Other prominent Canadian cities included in the report were Vancouver, which held its 12th position; Ottawa, which climbed five spots to No.14, ahead of Montreal, which fell to No.16. Calgary also made its first appearance on the list, debuting at No. 34.
“Online demand and the technology sector in general have accelerated since the appearance of COVID-19,” says the report, which also ventures that the cities that lead this ranking will probably benefit more from this scenario in the future. “And Toronto continues to lead a very competitive group”, CBRE Canada Vice President Paul Morassutti said in a statement.
Toronto at the Forefront of Artificial Intelligence
Other factors are also helping Toronto’s tech explosion. One of them, analyzed in depth, is that Silicon Valley has died of success and has become an unaffordable place for many professionals. The cost of living has skyrocketed to such an extent that it is no longer attractive to thousands of tech workers. Toronto is cheaper, its quality of life is praised in numerous studies and its cultural and economic dynamism no longer covets that of the great cities of the world.
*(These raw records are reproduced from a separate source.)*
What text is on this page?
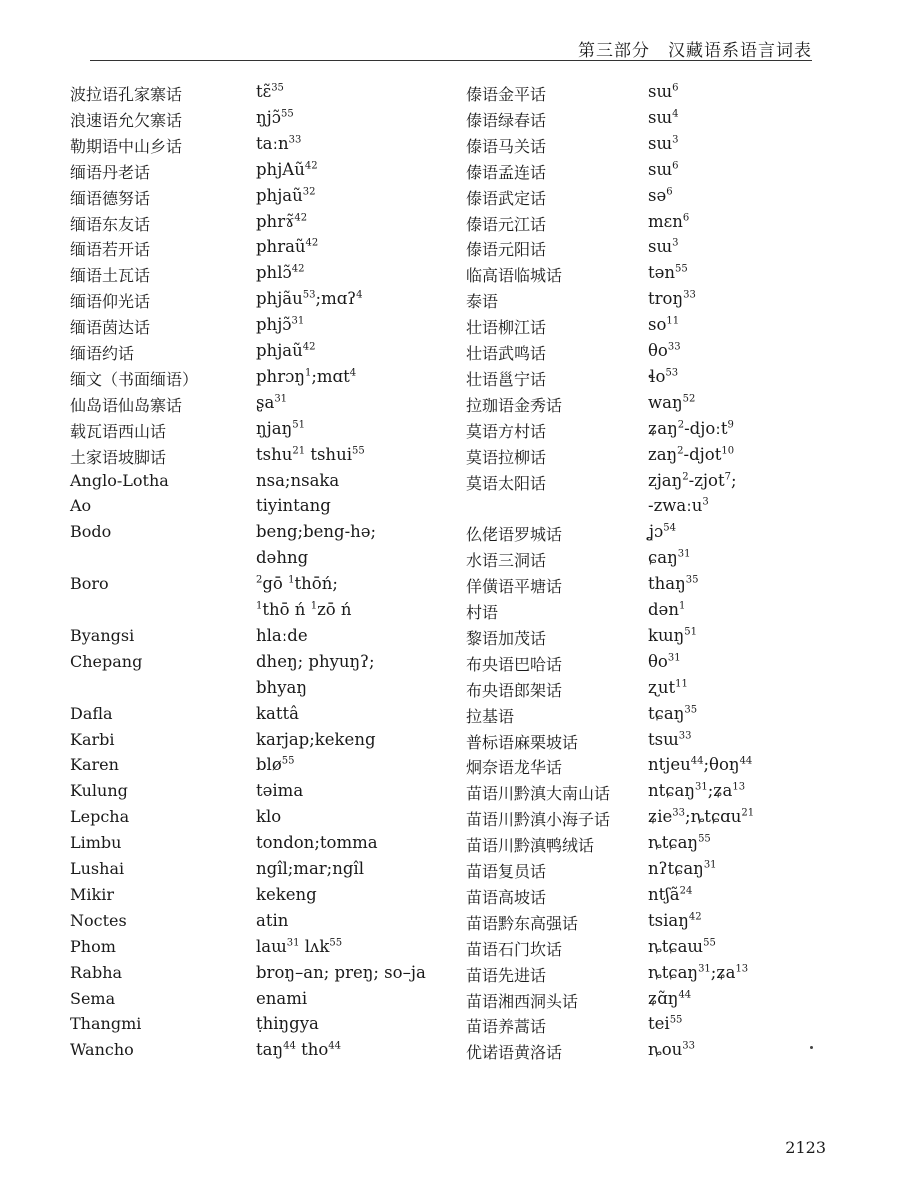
第三部分　汉藏语系语言词表
波拉语孔家寨话
浪速语允欠寨话
勒期语中山乡话
缅语丹老话
缅语德努话
缅语东友话
缅语若开话
缅语土瓦话
缅语仰光话
缅语茵达话
缅语约话
缅文（书面缅语）
仙岛语仙岛寨话
载瓦语西山话
土家语坡脚话
Anglo-Lotha
Ao
Bodo
Boro
Byangsi
Chepang
Dafla
Karbi
Karen
Kulung
Lepcha
Limbu
Lushai
Mikir
Noctes
Phom
Rabha
Sema
Thangmi
Wancho
tɛ̃$^{35}$
ŋjɔ̃$^{55}$
taːn$^{33}$
phjAũ$^{42}$
phjaũ$^{32}$
phrɤ̃$^{42}$
phraũ$^{42}$
phlɔ̃$^{42}$
phjãu$^{53}$;mɑʔ$^4$
phjɔ̃$^{31}$
phjaũ$^{42}$
phrɔŋ$^1$;mɑt$^4$
ʂa$^{31}$
ŋjaŋ$^{51}$
tshu$^{21}$ tshui$^{55}$
nsa;nsaka
tiyintang
beng;beng-hə;
dəhng
$^2$gō $^1$thōń;
$^1$thō ń $^1$zō ń
hlaːde
dheŋ; phyuŋʔ;
bhyaŋ
kattâ
karjap;kekeng
blø$^{55}$
təima
klo
tondon;tomma
ngîl;mar;ngîl
kekeng
atin
laɯ$^{31}$ lʌk$^{55}$
broŋ–an; preŋ; so–ja
enami
ṭhiŋgya
taŋ$^{44}$ tho$^{44}$
傣语金平话
傣语绿春话
傣语马关话
傣语孟连话
傣语武定话
傣语元江话
傣语元阳话
临高语临城话
泰语
壮语柳江话
壮语武鸣话
壮语邕宁话
拉珈语金秀话
莫语方村话
莫语拉柳话
莫语太阳话
仫佬语罗城话
水语三洞话
佯僙语平塘话
村语
黎语加茂话
布央语巴哈话
布央语郎架话
拉基语
普标语麻栗坡话
炯奈语龙华话
苗语川黔滇大南山话
苗语川黔滇小海子话
苗语川黔滇鸭绒话
苗语复员话
苗语高坡话
苗语黔东高强话
苗语石门坎话
苗语先进话
苗语湘西洞头话
苗语养蒿话
优诺语黄洛话
sɯ$^6$
sɯ$^4$
sɯ$^3$
sɯ$^6$
sə$^6$
mɛn$^6$
sɯ$^3$
tən$^{55}$
troŋ$^{33}$
$so^{11}$
$\theta o^{33}$
ɬo$^{53}$
waŋ$^{52}$
ʑaŋ$^2$-djoːt$^9$
zaŋ$^2$-djot$^{10}$
zjaŋ$^2$-zjot$^7$;
-zwaːu$^3$
ʝɔ$^{54}$
ɕaŋ$^{31}$
thaŋ$^{35}$
dən$^1$
kɯŋ$^{51}$
$\theta o^{31}$
ʐut$^{11}$
tɕaŋ$^{35}$
tsɯ$^{33}$
ntjeu$^{44}$;θoŋ$^{44}$
ntɕaŋ$^{31}$;ʑa$^{13}$
ʑie$^{33}$;ȵtɕɑu$^{21}$
ȵtɕaŋ$^{55}$
nʔtɕaŋ$^{31}$
ntʃã$^{24}$
tsiaŋ$^{42}$
ȵtɕaɯ$^{55}$
ȵtɕaŋ$^{31}$;ʑa$^{13}$
$ʑɑ̃ŋ^{44}$
tei$^{55}$
ȵou$^{33}$
2123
The city has also become a global center for artificial intelligence because it is home to deep learning pioneers like Geoff Hinton at the University of Toronto, and “brilliance attracts brilliance,” says Garth Gibson, director of the city’s Vector Institute.
Nitin Alabur is an iOS developer from India who lived in the US and dreamed of creating a tech startup. He recently pointed out to WIRED magazine that he discovered, to his delight, that Canada was issuing work permits to highly skilled immigrants within a few weeks, as well as permanent residence, the equivalent of a green card, in less than six months. In late 2018, he and his wife became permanent residents of the country and are now building a new financial services company in Toronto. He issues a serious alert to other young Indian engineers and students: There is no point in moving to the United States. Instead, head north. The true American dream is perhaps colder, but also more promising.